Ensuring the Public Trust: a Summary of the Accountable Budget Process

June 10, 2022

Each year, more than 80 percent of Utah’s General and Education Fund (GF/EF) budget rolls-forward into the next budget year’s base. By legislative rule, in the 2023 General Session, as much as $9.3 billion of the $11.6 billion GF/EF total will carry forward from FY 2023 into FY 2024. While appropriators can change base budgets during the General Session, 45 days do not allow much time for detailed scrutiny; enter the Accountable Budget Process (ABP).

Joint Rule 3-2-501, as amended in H.J.R. 18 (2019 General Session), requires each appropriations subcommittee to “create an accountable process budget for approximately 20% of the budgets that fall within the subcommittee’s responsibilities”. In the definitions, “Accountable Process Budget” means a budget that is created by starting from zero and adding line items and programs recommended through an accountable budget process.

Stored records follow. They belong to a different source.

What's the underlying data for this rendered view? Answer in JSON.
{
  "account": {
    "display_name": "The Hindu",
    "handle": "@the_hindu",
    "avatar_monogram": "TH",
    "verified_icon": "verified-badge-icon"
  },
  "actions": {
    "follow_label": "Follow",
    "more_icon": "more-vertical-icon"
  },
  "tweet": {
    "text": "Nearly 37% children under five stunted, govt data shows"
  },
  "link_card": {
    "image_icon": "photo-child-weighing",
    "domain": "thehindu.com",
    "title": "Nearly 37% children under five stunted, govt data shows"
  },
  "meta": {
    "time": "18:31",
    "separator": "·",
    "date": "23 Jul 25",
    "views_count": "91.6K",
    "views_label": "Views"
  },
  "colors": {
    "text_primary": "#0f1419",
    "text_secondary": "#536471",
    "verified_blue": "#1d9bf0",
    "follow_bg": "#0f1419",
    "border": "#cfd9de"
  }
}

This rule assures that each budget within a subcommittee’s purview is scrutinized from the ground up at least once every five years. It also empowers subcommittees to get a jump-start on budgeting during the Interim.

While similar to zero-based budgeting, an Accountable Process Budget considers more than just the dollars that make-up various line items and programs. This detailed review includes enabling legislation, agency organization, longer-term trends in sources of finance and categories of spending, and returns on investment. Legislative budget analysts pursue detailed questions about each program under review and distill the answers into recommendations for policymakers’ consideration. Results could be budget adjustments, further reviews or audits, updated reporting requirements, improved performance measures, reorganizations, and program eliminations, among other actions.

Legislators first implemented the ABP during the 2019 Interim. In 2020, the Legislature suspended J.R. 3-2-501 temporarily due to budget scrubbing that accompanied the initial onset of the pandemic. Subcommittees resumed the process in the 2021 Interim. Each appropriations subcommittee reported their plans for the 2022 ABP to the Executive Appropriations Committee in May.

June interim appropriations subcommittee meetings will provide the first of three rounds of reviewing agency budgets to comply with the ABP rule. The other two rounds will be in August and October. Accountable Process Budgets (that is, state agency budgets which have been subject to the Accountable Budget Process during the 2022 interim) will be voted upon during the October meetings. These polished budgets will then comprise Section 3 of each subcommittee’s base budget bill – separate from the more formulaic base budgets for other areas of government.